[Frontiers in Bioscience 14, 1684-1707, January 1, 2009]

PML nuclear bodies in the pathogenesis of acute promyelocytic leukemia: active players or innocent bystanders?

Nicola J.M. Brown, Michal Ramalho, Eva W. Pedersen, Eva Moravcsik, Ellen Solomon, David Grimwade

Department of Medical and Molecular Genetics, King's College London School of Medicine, London, UK

TABLE OF CONTENTS

1. Abstract
2. Introduction
2.1. The PML gene 2.2. PML nuclear bodies (PML-NBs)
3. PML-NB disruption and acute promyelocytic leukemia (APL) 3.1. t (15;17) associated APL and PML-NB disruption
3.2. Alternative APL Fusions
3.3. Homodimerization of the APL fusion proteins
3.4. Is forced dimerization of RARA and transcriptional repression sufficient for leukemogenesis?
4. Evidence supporting PML-NB disruption as an "active player" in leukemogenesis
4.1. PML-NBs, tumor suppression and cancer
4.2. Further evidence supporting a role for the PML protein in the pathogenesis of APL
4.3. How does PML-NB disruption affect their constituent proteins and what are the possible downstream consequences?
4.3.1. Myeloid differentiation
4.3.2. RNA processing and translation
4.3.3. Intracellular proteolysis
4.3.4. Post-translational modifications of proteins
4.3.5. Apoptosis
4.3.6. Genome stability
4.3.7. Gene transcription
5. PML-NB disruption may be an "innocent bystander" effect in APL
5.1. Lack of PML-NB disruption in the alternative APL fusions
5.2. PML-NB formation is not required for PML induced premature senescence
5.3. Lack of a major impact of PML-NB disruption on gene expression profiles
5.4. The role of cytoplasmic PML
5.5. PML-NB functions: "guilt by association"
5.6. Apoptosis
6. Perspective: Is PML-NB disruption an "active player" or" innocent bystander" in the pathogenesis of APL?
7. Acknowledgements
8. References

1. ABSTRACT

The promyelocytic leukemia gene (PML) encodes a protein which localizes to PML-nuclear bodies (NBs), sub-nuclear multi-protein structures, which have been implicated in diverse biological functions such as apoptosis, cell proliferation and senescence.

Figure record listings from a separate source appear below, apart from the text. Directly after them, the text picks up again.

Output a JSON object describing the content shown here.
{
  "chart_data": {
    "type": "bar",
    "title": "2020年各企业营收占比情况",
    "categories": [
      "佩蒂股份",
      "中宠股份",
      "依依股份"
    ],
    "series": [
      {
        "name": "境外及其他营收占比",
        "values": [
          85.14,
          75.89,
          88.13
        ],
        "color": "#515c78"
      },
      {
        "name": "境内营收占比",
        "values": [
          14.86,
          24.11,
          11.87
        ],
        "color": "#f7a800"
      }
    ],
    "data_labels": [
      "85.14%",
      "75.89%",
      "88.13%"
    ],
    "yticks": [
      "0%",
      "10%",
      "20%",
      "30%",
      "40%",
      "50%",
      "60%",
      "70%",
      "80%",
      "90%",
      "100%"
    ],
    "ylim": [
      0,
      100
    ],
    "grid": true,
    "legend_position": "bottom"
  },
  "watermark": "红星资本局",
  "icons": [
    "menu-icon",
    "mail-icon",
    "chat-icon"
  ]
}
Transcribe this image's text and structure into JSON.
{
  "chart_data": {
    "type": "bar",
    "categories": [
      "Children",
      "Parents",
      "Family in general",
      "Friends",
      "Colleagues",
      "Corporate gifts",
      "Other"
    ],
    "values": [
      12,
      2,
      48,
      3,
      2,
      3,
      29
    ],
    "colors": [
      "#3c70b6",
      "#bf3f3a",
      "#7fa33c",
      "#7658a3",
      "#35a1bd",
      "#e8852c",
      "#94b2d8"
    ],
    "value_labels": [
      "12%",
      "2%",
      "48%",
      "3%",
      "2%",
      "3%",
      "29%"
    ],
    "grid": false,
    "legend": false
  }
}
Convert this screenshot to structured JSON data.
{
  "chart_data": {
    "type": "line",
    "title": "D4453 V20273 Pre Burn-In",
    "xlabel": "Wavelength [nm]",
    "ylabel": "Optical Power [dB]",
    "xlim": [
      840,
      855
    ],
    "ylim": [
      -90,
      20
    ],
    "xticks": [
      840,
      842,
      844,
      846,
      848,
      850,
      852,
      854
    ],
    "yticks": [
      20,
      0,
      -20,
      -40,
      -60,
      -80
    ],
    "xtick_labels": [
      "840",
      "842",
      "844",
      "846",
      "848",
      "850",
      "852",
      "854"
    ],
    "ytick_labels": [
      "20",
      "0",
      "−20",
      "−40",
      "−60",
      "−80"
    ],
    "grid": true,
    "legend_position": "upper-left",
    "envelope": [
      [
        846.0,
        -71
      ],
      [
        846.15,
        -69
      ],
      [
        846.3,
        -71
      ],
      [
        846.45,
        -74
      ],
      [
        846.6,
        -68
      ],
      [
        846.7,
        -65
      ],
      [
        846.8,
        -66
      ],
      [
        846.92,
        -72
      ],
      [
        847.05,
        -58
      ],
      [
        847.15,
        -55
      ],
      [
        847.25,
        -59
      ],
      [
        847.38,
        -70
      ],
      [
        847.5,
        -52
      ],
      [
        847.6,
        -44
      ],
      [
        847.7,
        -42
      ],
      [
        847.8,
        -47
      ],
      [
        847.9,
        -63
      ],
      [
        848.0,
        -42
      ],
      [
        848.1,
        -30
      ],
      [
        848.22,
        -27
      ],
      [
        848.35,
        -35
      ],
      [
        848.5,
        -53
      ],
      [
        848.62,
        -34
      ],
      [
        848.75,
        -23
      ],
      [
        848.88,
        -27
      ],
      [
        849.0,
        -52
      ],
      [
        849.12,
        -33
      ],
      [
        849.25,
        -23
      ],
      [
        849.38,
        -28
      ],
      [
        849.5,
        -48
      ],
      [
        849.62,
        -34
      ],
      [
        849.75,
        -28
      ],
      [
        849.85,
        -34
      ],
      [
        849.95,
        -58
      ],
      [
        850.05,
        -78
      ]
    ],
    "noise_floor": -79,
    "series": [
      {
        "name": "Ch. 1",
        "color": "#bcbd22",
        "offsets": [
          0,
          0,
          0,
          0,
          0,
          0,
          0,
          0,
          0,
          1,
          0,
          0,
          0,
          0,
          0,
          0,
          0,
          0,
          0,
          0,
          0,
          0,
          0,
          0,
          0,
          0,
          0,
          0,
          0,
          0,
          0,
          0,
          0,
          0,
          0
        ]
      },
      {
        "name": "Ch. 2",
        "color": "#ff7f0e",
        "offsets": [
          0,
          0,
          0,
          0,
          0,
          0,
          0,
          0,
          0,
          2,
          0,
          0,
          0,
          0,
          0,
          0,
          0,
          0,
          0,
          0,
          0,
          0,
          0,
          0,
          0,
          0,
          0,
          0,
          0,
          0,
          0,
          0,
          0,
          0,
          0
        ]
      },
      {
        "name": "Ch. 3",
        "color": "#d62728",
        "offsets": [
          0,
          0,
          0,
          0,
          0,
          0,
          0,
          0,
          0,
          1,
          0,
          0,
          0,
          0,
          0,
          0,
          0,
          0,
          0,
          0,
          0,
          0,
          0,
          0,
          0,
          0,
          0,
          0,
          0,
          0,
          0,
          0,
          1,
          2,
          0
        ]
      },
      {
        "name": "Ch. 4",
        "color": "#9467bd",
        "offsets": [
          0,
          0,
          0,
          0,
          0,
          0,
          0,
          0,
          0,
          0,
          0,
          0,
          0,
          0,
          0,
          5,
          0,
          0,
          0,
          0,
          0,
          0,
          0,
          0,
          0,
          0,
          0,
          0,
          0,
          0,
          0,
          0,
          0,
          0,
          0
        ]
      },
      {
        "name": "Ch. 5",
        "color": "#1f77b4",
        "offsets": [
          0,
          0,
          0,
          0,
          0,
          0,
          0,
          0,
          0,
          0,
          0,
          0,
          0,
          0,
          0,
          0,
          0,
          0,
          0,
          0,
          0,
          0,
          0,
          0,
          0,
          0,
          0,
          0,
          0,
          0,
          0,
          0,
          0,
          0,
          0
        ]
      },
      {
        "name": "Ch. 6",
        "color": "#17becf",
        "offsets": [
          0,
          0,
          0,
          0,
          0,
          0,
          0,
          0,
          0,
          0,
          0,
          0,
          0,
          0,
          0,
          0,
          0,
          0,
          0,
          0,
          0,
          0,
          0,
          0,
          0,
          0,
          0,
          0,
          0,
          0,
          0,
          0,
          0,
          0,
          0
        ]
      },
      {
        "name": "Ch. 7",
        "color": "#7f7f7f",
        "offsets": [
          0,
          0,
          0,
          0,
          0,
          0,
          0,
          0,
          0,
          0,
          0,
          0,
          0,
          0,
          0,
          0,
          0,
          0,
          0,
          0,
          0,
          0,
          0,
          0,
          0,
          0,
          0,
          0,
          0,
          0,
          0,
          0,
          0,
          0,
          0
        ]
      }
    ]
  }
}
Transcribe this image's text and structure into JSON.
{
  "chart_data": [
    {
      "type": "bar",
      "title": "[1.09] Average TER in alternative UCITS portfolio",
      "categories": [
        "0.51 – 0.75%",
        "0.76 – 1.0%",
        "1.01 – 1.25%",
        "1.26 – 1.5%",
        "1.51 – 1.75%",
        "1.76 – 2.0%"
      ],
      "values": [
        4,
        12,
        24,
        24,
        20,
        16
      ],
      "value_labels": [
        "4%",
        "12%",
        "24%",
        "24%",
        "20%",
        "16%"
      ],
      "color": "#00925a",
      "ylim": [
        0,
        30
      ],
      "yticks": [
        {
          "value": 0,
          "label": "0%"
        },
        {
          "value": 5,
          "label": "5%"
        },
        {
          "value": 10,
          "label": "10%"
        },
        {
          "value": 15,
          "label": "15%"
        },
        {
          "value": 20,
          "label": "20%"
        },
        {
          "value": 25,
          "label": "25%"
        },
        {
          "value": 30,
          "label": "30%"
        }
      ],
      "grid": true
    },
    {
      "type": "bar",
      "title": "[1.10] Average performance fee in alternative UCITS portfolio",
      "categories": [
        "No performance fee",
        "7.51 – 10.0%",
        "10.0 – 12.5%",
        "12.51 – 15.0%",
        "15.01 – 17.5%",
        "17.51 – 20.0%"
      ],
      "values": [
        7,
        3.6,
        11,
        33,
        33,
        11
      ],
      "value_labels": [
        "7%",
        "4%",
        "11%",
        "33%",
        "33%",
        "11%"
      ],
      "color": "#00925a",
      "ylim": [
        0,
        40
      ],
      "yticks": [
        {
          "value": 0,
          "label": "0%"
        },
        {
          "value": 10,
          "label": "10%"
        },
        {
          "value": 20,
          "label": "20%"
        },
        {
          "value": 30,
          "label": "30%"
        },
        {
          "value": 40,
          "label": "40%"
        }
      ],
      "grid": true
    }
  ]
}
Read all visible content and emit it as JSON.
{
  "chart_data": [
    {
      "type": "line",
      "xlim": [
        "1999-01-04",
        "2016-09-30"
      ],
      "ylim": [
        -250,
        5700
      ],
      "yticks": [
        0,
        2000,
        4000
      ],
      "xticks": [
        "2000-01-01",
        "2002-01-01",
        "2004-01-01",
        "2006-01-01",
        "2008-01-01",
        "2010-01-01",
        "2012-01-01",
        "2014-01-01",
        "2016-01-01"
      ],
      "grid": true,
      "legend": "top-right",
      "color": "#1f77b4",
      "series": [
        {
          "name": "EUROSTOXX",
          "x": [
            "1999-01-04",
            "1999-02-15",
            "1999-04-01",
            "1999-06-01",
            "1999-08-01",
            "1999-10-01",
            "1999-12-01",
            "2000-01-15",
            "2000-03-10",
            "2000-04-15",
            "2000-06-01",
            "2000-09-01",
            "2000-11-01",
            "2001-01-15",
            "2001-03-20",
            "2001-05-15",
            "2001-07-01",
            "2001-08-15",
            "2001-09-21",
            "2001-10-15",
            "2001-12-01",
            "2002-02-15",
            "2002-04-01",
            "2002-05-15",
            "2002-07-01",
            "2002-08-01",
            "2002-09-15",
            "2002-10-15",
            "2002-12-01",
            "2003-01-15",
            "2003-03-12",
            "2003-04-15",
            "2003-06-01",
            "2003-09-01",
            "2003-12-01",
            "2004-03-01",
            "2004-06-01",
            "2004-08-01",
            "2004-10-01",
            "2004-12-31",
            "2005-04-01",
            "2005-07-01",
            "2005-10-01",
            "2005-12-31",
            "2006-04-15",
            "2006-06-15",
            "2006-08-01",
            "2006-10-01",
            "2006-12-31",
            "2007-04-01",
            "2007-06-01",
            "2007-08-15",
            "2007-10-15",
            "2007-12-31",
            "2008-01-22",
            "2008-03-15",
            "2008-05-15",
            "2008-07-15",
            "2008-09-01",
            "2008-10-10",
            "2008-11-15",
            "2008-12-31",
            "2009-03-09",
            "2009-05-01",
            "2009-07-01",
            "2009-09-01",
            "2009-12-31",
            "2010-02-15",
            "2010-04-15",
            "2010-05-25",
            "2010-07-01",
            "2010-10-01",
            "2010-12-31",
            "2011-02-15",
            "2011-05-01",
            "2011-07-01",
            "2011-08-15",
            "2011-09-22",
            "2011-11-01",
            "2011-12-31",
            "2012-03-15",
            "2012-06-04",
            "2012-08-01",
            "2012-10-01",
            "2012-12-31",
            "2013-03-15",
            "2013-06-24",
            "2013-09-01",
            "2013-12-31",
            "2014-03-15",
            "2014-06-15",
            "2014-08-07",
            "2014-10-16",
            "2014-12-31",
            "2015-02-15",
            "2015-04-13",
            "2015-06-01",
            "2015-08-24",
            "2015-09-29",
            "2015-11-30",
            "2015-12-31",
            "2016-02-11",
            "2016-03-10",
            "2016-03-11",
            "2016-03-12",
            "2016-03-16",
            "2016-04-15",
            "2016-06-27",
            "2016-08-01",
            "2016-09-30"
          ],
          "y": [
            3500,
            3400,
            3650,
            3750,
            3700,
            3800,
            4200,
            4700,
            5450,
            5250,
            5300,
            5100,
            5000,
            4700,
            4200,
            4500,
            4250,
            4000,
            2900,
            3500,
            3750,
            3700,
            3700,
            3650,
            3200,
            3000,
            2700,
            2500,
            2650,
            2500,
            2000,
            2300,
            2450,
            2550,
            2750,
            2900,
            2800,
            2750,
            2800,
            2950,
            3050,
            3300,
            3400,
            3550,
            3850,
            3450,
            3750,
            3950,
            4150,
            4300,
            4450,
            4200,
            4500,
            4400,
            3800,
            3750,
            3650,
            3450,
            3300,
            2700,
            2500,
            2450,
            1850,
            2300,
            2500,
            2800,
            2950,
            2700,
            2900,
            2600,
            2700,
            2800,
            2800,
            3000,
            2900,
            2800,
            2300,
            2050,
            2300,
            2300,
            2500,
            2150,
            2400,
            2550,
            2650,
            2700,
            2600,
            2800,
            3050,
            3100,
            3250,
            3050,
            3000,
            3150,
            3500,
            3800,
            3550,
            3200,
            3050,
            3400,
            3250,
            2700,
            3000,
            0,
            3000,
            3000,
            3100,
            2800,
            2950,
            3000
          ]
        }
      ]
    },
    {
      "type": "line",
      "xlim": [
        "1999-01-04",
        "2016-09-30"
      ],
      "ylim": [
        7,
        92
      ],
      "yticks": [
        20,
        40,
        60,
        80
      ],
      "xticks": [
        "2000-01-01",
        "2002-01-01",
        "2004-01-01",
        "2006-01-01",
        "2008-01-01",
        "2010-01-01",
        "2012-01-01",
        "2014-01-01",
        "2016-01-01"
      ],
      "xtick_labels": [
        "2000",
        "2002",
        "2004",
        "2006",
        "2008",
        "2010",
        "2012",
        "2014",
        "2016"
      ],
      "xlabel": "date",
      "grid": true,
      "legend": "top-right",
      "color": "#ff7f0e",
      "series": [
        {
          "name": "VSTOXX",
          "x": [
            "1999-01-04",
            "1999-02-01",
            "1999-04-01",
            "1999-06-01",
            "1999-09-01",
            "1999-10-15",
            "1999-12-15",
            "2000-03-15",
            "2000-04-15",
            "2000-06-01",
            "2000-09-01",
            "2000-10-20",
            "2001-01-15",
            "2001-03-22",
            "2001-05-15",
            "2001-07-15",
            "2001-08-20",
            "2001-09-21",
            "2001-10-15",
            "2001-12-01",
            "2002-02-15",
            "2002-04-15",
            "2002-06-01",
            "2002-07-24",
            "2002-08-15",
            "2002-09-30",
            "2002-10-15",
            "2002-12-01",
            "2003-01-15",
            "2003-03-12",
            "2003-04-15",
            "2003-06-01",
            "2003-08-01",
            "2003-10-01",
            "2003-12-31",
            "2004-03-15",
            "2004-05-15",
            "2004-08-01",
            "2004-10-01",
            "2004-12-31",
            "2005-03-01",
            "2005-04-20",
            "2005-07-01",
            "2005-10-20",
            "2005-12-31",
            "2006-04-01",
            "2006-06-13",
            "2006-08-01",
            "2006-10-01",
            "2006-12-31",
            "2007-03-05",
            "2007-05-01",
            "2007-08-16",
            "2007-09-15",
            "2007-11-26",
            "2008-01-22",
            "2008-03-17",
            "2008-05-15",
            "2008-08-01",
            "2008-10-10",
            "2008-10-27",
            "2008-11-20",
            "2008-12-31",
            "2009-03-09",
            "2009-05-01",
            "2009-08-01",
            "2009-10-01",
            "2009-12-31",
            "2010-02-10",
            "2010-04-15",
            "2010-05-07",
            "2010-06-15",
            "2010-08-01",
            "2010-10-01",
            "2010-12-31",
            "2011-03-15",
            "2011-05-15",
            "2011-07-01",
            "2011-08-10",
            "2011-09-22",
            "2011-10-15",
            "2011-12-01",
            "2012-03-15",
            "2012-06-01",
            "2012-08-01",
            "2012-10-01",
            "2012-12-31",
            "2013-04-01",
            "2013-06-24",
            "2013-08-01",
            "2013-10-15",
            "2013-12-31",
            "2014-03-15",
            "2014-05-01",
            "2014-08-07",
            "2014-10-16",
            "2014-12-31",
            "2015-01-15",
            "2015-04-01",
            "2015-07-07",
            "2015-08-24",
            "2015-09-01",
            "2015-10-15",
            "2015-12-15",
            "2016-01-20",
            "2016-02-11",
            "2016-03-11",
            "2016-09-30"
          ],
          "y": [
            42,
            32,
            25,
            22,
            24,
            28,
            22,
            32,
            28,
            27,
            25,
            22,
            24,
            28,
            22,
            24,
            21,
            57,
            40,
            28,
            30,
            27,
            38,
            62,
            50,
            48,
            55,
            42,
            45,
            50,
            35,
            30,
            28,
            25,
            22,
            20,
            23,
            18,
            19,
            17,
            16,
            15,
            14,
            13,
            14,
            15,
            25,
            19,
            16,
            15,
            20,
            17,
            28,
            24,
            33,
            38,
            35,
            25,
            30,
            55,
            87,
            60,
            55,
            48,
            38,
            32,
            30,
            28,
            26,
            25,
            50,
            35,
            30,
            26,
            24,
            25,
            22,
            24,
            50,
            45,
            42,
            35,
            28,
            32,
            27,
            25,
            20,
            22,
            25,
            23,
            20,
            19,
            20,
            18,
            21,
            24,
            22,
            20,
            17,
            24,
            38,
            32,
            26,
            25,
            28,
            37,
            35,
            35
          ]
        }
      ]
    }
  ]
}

However, the exact biochemical and molecular basis of PML function up until now has not been defined. Strikingly, over a decade ago, PML-NBs were found to be disrupted in acute promyelocytic leukemia (APL) in which PML is fused to the gene encoding retinoic acid receptor alpha (RARA) due to the t(15;17) chromosomal translocation, generating the PML-RARA chimeric protein. The treatment of APL patients with all-transretinoic acid (ATRA) and arsenic trioxide which target the PML-RARA oncoprotein results in clinical remission, associated with blast cell differentiation and reformation of the PML NBs, thus linking NB integrity with disease status. This review focuses on the current theories for molecular and biochemical functions of the PML-NBs, which would imply a role in the pathogenesis of APL, whilst also discussing the intriguing possibility that their disruption may not be in itself a significant oncogenic event.